COLUMNISTAS

Insultos y lenguas

No se habla aquí de esas lenguas anatómicas que disfrutan calumniando, sino propiamente de idiomas, y en particular de algunos modos como en distintas variantes de uno solo de ellos, el español, se practica la descalificación o el insulto. Así como esta nota no trata sobre las lenguas multífidas aludidas, no se debe esperar de ella nada parecido a un ensayo filológico, ni acerca de los insultos siquiera, pues también ellos han sido objeto de abordajes eruditos. Lo que sigue es solo una nota somera, aunque escrita con la voluntad de respetar eso tan necesario, ¡y tan raro!, que solemos llamar tranquilamente sentido común.

Empecemos por recordar que no existen lenguas superiores y lenguas inferiores. Las habrá que acumulen mayor o menor expediente por su condición de añejas, o desarrolladas, o elaboradas, o apegadas a raíces y ancestros, o “puras” —¿existirán realmente?—, o mestizas. Esta última cualidad la tendrán en algún grado, en general, todos los idiomas en su evolución, al igual que la especie humana. Otra cosa son las proporciones en que aparezcan los elementos mezclados, según los diferentes espacios geográficos y, sobre todo, históricos y culturales.

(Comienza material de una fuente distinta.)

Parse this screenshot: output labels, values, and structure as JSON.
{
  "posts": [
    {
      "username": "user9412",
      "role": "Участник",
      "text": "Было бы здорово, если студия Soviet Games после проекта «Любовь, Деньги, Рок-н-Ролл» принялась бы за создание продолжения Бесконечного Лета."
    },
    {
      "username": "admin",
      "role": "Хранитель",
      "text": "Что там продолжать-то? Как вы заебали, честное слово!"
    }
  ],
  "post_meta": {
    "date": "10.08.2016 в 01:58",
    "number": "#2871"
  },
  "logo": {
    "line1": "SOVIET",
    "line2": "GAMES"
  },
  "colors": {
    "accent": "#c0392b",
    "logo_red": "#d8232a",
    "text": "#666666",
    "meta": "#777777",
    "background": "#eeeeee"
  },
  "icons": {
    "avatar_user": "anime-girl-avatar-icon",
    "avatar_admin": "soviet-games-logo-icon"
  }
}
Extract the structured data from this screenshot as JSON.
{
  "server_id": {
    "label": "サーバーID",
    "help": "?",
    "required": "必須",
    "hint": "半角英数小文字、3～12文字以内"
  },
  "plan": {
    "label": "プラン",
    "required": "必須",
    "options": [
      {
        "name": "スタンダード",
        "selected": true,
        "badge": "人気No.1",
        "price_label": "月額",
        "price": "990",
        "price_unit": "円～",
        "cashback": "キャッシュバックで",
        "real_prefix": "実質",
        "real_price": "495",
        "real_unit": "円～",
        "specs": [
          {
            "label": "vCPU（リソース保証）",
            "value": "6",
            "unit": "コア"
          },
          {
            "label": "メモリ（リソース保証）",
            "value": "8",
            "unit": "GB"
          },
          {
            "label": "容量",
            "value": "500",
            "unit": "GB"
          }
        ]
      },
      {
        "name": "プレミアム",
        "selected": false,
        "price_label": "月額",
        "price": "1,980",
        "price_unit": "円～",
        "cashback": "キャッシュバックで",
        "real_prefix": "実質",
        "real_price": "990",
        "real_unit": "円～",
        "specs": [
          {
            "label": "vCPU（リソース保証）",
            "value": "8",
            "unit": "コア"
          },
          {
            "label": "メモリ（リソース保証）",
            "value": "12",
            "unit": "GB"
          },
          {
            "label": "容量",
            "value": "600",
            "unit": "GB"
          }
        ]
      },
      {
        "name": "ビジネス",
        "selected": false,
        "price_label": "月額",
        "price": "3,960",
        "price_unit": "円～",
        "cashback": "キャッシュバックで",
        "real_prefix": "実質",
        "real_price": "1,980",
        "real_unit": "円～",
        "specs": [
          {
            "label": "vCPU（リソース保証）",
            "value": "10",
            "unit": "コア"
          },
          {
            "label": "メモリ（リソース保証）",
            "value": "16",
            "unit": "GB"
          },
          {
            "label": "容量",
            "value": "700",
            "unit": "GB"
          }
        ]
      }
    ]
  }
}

El mestizaje parece ser un camino fáctico para revertir el llamado “racismo”, crimen que lleva acuñada en su nombre la perversidad, aunque eso no se aborde en las presentes líneas. Baste de momento apuntar que ese vocablo tiene su origen en una falacia: la existencia de razas en la especie humana. En otras palabras, la manipulación de la existencia de supuestas razas en la humanidad está viciada y es aberrante desde la raíz y en su propia denominación.

Encarna un embuste que las fuerzas opresoras han manoseado con dolosa “maestría”, hasta fabricar insultos con que degradar al “inferior” y tener “razones” para someterlo. Contra esos crímenes se han pronunciado a lo largo del tiempo diversos pensadores que han defendido la emancipación y la dignidad. “No hay odio de razas, porque no hay razas”, escribió con especial claridad uno de ellos en el tránsito de 1890 a 1891, más de un siglo antes de que se descubriera el mapa del genoma humano.

Suponer que una variante lingüística es superior a otra u otras porque la primera está más apegada a sus ancestros, equivale —mutatis mutandis— a considerar que un hijo o una hija es mejor porque se parece más a sus padres, o a uno de ellos. Del patriarcado chino dicen que viene este juicio: “Hijo que se parece al padre, honra a la madre”. El sentido de tal veredicto daría para una larga meditación.

Hoy, sin embargo, las herencias de “monarquías inútiles, religiones ventrudas o políticas descaradas y hambronas” —términos empleados por José Martí en la misma nota de “En casa” del periódico Patria en la que estampó un criterio que lamentablemente suele citarse desgajado de su contexto: “Patria es humanidad”— propician que personas humildes deseen que, antes que a ellas mismas, sus descendientes se parezcan a príncipes y princesas, y sus cónyuges a reyes y reinas. Si uno se pone a pensar en eso, podrían revolvérsele “insultos” en la mente, y no es el propósito del texto.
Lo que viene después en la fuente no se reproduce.